Forecast future values#
With the Forecast future values task, you can predict the future values in a time-series of numerical observations. For example, you can predict future sales given the records of past ones.
Read the Forecasting tutorial to see an example of application of the forecasting task.
The forecast task expects values to be sorted by date and sampled at regular intervals, for example, each day, each week, or each month. The first column must contain dates. The next columns must contain one or more series of values. The first row must contain the name of the series. All the series must have the same number of values/rows. The Forecast future values task will predict values in any row that has a date but doesn’t have values.

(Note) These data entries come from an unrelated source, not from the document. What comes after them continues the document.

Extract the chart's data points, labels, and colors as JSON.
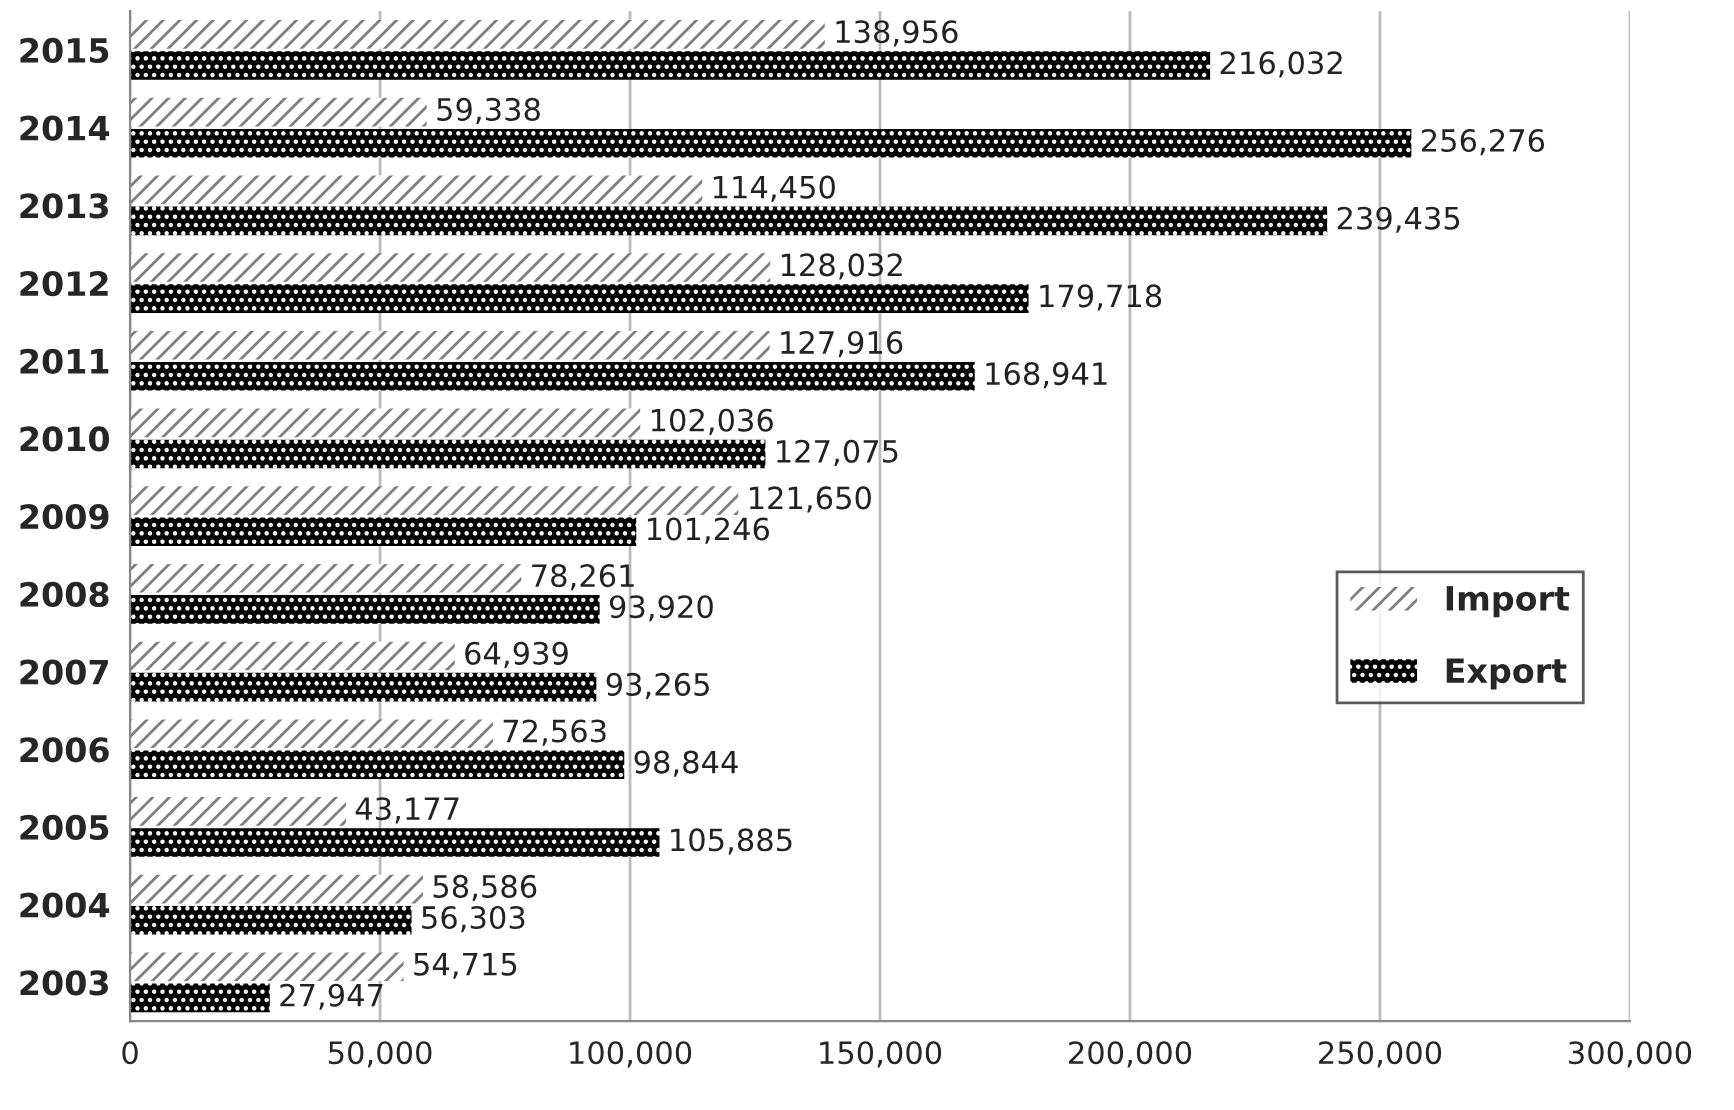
{
  "chart_data": {
    "type": "bar",
    "orientation": "horizontal",
    "categories": [
      "2015",
      "2014",
      "2013",
      "2012",
      "2011",
      "2010",
      "2009",
      "2008",
      "2007",
      "2006",
      "2005",
      "2004",
      "2003"
    ],
    "series": [
      {
        "name": "Import",
        "color": "#7f7f7f",
        "values": [
          138956,
          59338,
          114450,
          128032,
          127916,
          102036,
          121650,
          78261,
          64939,
          72563,
          43177,
          58586,
          54715
        ],
        "value_labels": [
          "138,956",
          "59,338",
          "114,450",
          "128,032",
          "127,916",
          "102,036",
          "121,650",
          "78,261",
          "64,939",
          "72,563",
          "43,177",
          "58,586",
          "54,715"
        ]
      },
      {
        "name": "Export",
        "color": "#000000",
        "values": [
          216032,
          256276,
          239435,
          179718,
          168941,
          127075,
          101246,
          93920,
          93265,
          98844,
          105885,
          56303,
          27947
        ],
        "value_labels": [
          "216,032",
          "256,276",
          "239,435",
          "179,718",
          "168,941",
          "127,075",
          "101,246",
          "93,920",
          "93,265",
          "98,844",
          "105,885",
          "56,303",
          "27,947"
        ]
      }
    ],
    "xlim": [
      0,
      300000
    ],
    "xticks": [
      0,
      {
        "value": 50000,
        "label": "50,000"
      },
      {
        "value": 100000,
        "label": "100,000"
      },
      {
        "value": 150000,
        "label": "150,000"
      },
      {
        "value": 200000,
        "label": "200,000"
      },
      {
        "value": 250000,
        "label": "250,000"
      },
      {
        "value": 300000,
        "label": "300,000"
      }
    ],
    "grid": "x",
    "legend": "right"
  }
}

Following is an example of a sheet compatible with the forecasting task. The forecasting task will predict the values of series A, B and C for the dates 2022-04-05 and 2022-04-06.
Date |
A |
B |
C |
---|---|---|---|
2022-04-01 |
112 |
125 |
150 |
2022-04-02 |
118 |
149 |
178 |
2022-04-03 |
132 |
170 |
163 |
2022-04-04 |
129 |
170 |
172 |
2022-04-05 |
|||
2022-04-06 |
Forecasting multiple series#
By default, series (columns) are forecasted independently. Alternatively, it is possible to forecast them together. Predicting series of a similar nature together likely yields more accurate forecasts.
To forecast series together, provide one or more categorical values for each of the series. Series with similar categorical values will be forecasted together using a hierarchical reconciliation algorithm.
Note: The reconciliation algorithm used is a top-down using forecast proportions.
The next example shows the sales of 5 different products. Under the product name, the type, and the category of each product are indicated in the first two rows.
Date |
Lemonade |
Orange Juice |
White Wine |
Analog watch |
Digital watch |
---|---|---|---|---|---|
Category |
drink |
drink |
drink |
wearable |
wearable |
Type |
soda |
soda |
wine |
watch |
watch |
2022-04-01 |
112 |
125 |
243 |
150 |
211 |
2022-04-02 |
118 |
149 |
264 |
178 |
180 |
2022-04-03 |
132 |
170 |
272 |
163 |
201 |
2022-04-04 |
129 |
170 |
237 |
172 |
204 |
2022-04-05 |
|||||
2022-04-06 |
Here, Lemonade and Orange Juice are both soda and drink. Both products are serving the same purpose (those are called substitution products) and probably have similar sales trends (e.g., increase sales in summer). White Wine is also a drink, but it is not a soda.
How are values forecasted#
The algorithm used is a tuned model with cleaning, holiday, seasonality and trend structure. Look at the Advanced option section for the Forecast future values task. Details of the algorithms are described in Forecasting: Principles and Practice by Hyndman et al.